MIAMI — President Barack Obama's surprise move to re-establish ties with Cuba was applauded by the men and women in a barbershop on Calle Ocho, the heart of Miami's Cuban exile community. Waitresses stopped serving coffee at the El Pub restaurant as Obama spoke on TV. One wiped a tear from her eye as she clasped her hands, overcome with emotion at changes no one believed would come.
Only several dozen people attended Wednesday's hastily organized protests in Little Havana following the surprise announcement, a reflection of just how much the Cuban-American community has changed since the Cold War days when the U.S. began trying to isolate Cuba's communist government.
Among them was John Hernandez, holding a "Fire Obama" sign.
"We shouldn't do business with dictators. They're assassins. They have killed Americans before," said Hernandez, whose mother, father and sister fled Cuba in the 1960s before he was born in the U.S. "I feel disgraced."
Local leaders and activists said they expected more protests in the coming days. Still, the muted initial reaction to Obama's vows to encourage bilateral flows of people, information and business while working with Congress to end the 50-year-old trade embargo was strikingly at odds with outdated ideas about what most Cuban-Americans want.
It was long thought that no one could win Florida and become president without support from Cuban- Americans dead set against anything seen as supporting Cuban leaders Fidel and Raul Castro. And former Florida Gov. Jeb Bush, now mulling a presidential run, has called for a hard line on Cuba.
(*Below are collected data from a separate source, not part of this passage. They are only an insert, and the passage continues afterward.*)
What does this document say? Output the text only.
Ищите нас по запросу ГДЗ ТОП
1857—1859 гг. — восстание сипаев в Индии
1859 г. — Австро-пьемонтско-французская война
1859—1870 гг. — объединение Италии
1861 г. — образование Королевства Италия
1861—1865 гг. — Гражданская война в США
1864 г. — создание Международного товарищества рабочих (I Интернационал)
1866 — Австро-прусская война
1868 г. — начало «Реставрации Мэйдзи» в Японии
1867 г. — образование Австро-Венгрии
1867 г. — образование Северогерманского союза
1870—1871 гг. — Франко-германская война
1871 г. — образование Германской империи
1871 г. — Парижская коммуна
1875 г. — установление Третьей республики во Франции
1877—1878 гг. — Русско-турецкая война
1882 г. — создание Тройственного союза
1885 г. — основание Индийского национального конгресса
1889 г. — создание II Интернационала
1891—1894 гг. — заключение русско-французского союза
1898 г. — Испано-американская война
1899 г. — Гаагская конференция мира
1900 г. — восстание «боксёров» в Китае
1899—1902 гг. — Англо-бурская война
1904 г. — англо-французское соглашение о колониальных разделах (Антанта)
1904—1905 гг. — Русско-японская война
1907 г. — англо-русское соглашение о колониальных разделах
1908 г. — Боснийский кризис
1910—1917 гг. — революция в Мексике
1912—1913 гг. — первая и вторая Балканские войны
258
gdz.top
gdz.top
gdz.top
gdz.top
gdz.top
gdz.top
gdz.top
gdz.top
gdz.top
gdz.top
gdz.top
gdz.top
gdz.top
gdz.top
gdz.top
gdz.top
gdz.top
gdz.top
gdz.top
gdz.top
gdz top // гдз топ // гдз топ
But Obama won the state twice while promising to improve U.S.-Cuba relations, and he's already taken lesser steps that have drawn significant support from Cuban-Americans.
That support comes in part from the thousands of Cubans who regularly travel between Havana and Miami thanks to Obama, and behind the scenes lobbying by Cuban-American business leaders who might have opposed such overtures in decades past.